The Great Connection

I.

It was Smack My Bitch Up that was playing as I read a particular section towards the beginning of Bank’s Excession where a drone, if I remember correctly, has to escape from a spaceship that is being taken over. And in one of those inexplicable coincidences the music and the action in the book fit each other perfectly. I could imagine a scene of the same on film with the music on the background and the drone running to escape out of the ship. There was a thrill of adrenaline as the music pumped the page into a 6 minute scene of pulse pounding action. And when the song entered the slow meditative section in the middle the action also entered a seemingly slow motion stage on the page where the drone glides through the air. Spielberg couldn’t have done it better on film. Incredible!

II.

Greece was sunny and bright, the very opposite of Auster’s grey and moody New York in City of Glass. As I ran from one end of Greece to another I seemed to mirror Quinn’s random wanderings through the dark side of New York. It was a wonderful contrast to look out of the window of the ferry and lose myself in the endless blue of the Aegean and a moment later lose myself in a world of a different sort between those pages, a world where wrong numbers led to postmodern detective adventures. And on the plane back as Quinn descended into a spiral of pointless obsession I felt the darkness outside the thick window reach in and for a second grip my heart.

III.

The wild rain and wind made me stay indoors in a bunk bed in a hostel near the Princess Street Gardens in the heart of old Edinburgh. There, Safran-Foer held my interest with his young protagonist dealing with post 9/11 trauma and his mute grandfather, witness to the Dresden firebombing. Reliving the firebombing lying on a hostel bed does not seem, at first glance, the most profound or sensitive thing to do. But what did surroundings matter when body and soul you are beside the narrator experiencing the endless horror. The shriek of the wind outside the window became the cries of people burnt and mutilated. As he ran through the smoking ruins of a glorious city, crazed and horrified, the rain outside seemed to fall in tandem to his running footsteps. The strength and precocity of the young boy instilled hope in a dark world taken over by low grey clouds and muted light.

IV.

Modern Talking and Ayn Rand. Is there a more unlikely linkage? But there it was. The world within Atlas Shrugged seemed to be tailor made for the music of Modern Talking. The descent into a society governed by weaklings who exiled giants in men and women for fear of their talent found an echo in the sweet nostalgia of Brother Louie. I still cannot explain that unlikely marriage of extremes.

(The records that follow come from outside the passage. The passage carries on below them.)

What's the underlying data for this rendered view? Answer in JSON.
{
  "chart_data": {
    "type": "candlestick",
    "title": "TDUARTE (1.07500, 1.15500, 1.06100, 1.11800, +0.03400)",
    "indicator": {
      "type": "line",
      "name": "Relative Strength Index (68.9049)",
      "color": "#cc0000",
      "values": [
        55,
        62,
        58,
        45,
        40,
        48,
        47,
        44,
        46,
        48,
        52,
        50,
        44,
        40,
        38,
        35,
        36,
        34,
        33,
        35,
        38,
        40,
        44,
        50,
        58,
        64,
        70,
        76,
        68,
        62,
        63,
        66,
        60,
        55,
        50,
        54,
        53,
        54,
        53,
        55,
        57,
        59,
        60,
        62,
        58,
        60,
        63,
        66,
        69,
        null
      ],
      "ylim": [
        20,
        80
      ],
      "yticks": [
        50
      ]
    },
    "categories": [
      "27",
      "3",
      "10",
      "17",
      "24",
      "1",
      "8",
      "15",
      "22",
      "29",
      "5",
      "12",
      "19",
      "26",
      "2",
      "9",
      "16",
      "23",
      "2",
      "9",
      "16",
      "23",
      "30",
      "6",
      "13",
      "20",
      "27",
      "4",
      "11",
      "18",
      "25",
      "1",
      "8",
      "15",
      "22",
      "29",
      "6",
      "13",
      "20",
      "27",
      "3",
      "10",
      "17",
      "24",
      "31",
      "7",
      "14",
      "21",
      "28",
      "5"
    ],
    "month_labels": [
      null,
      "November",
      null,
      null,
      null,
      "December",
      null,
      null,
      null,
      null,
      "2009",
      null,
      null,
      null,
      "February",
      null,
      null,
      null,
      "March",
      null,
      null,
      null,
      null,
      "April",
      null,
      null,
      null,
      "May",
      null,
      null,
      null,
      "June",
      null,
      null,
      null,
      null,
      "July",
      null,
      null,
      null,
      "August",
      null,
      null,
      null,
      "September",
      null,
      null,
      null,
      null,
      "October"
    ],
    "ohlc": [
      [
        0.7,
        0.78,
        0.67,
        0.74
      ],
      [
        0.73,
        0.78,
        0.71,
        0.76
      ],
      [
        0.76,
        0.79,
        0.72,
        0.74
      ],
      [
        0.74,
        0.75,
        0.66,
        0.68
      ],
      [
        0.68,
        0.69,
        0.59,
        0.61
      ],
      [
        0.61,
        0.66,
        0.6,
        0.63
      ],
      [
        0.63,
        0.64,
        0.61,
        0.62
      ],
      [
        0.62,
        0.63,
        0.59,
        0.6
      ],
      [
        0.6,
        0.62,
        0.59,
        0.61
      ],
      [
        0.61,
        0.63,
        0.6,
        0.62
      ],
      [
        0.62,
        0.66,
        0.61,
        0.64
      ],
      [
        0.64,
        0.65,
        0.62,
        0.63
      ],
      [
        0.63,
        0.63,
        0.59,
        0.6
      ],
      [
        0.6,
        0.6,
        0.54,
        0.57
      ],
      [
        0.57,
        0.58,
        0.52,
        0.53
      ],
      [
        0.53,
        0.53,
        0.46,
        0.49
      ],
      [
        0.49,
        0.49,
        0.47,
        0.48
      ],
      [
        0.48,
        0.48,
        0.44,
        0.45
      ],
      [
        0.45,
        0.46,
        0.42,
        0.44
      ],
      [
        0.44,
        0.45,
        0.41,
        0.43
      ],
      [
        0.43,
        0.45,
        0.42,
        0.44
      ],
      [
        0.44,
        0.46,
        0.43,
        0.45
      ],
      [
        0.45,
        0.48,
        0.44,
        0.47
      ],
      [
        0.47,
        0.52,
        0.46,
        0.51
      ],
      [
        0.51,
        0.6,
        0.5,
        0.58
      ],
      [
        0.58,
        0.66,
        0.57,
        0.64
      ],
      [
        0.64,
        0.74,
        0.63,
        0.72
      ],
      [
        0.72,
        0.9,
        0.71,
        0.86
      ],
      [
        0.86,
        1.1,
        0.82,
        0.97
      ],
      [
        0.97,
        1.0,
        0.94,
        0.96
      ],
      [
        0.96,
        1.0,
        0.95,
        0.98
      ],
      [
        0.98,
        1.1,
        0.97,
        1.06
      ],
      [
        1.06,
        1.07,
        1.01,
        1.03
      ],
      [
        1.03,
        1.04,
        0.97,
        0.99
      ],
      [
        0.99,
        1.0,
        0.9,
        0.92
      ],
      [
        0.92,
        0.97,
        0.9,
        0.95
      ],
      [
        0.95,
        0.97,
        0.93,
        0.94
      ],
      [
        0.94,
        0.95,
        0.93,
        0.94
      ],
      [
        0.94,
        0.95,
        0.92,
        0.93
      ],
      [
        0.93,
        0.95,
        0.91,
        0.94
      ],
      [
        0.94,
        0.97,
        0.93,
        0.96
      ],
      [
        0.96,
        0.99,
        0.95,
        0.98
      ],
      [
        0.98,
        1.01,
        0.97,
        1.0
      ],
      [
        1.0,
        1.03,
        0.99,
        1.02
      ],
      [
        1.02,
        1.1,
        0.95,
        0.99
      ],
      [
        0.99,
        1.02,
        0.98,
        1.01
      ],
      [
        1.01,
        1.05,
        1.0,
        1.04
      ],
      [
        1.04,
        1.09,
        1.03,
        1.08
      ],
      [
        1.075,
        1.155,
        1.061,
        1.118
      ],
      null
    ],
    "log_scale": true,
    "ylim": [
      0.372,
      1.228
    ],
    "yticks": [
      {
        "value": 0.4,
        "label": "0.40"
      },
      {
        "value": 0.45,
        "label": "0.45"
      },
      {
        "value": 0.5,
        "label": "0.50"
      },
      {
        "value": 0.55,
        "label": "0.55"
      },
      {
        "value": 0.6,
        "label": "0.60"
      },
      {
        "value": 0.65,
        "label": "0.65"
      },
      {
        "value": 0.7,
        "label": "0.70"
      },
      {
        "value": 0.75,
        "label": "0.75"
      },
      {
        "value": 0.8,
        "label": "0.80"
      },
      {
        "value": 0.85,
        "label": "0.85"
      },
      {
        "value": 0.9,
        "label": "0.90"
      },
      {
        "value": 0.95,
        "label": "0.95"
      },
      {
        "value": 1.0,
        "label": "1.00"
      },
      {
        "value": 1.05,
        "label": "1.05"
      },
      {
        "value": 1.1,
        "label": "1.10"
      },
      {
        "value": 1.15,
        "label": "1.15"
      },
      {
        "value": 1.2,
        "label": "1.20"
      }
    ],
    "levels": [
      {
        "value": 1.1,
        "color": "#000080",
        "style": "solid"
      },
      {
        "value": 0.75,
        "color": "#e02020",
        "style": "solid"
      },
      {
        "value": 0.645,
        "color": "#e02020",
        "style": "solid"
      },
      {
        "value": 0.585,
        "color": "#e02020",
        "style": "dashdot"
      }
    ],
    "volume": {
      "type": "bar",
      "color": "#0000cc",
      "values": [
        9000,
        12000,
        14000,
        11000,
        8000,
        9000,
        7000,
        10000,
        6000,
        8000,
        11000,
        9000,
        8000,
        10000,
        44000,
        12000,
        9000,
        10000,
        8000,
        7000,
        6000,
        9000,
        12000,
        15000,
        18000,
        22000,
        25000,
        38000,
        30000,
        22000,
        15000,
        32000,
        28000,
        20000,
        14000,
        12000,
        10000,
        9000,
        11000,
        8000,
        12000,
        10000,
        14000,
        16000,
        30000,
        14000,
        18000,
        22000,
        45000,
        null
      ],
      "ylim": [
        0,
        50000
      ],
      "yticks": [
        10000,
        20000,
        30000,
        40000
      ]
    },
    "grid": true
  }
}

Sometimes I wondered if John Galt was cringing in his literary grave for the sacrilege I was committing.

V.

In picture postcard perfect Brugge Burroughs spoke to me of drugs and addiction. The cut copy paste science of junky experience formed another counterpoint to the medieval beauty around me. Insulated by solitude I withdrew into myself and disappeared into the narrow and lonely lanes to escape the tourists. As I went in deeper I felt as if I was going back in time to a period when bestiality ruled, a place where the nostalgia of modernity was completely misplaced. Was this what junkies saw when they came down? Was this the mirror in time of New York’s soft underbelly after the summer of love turned into deep winter?

(Inspired in part by The Guardian’s excellent pieces on vacation reading.)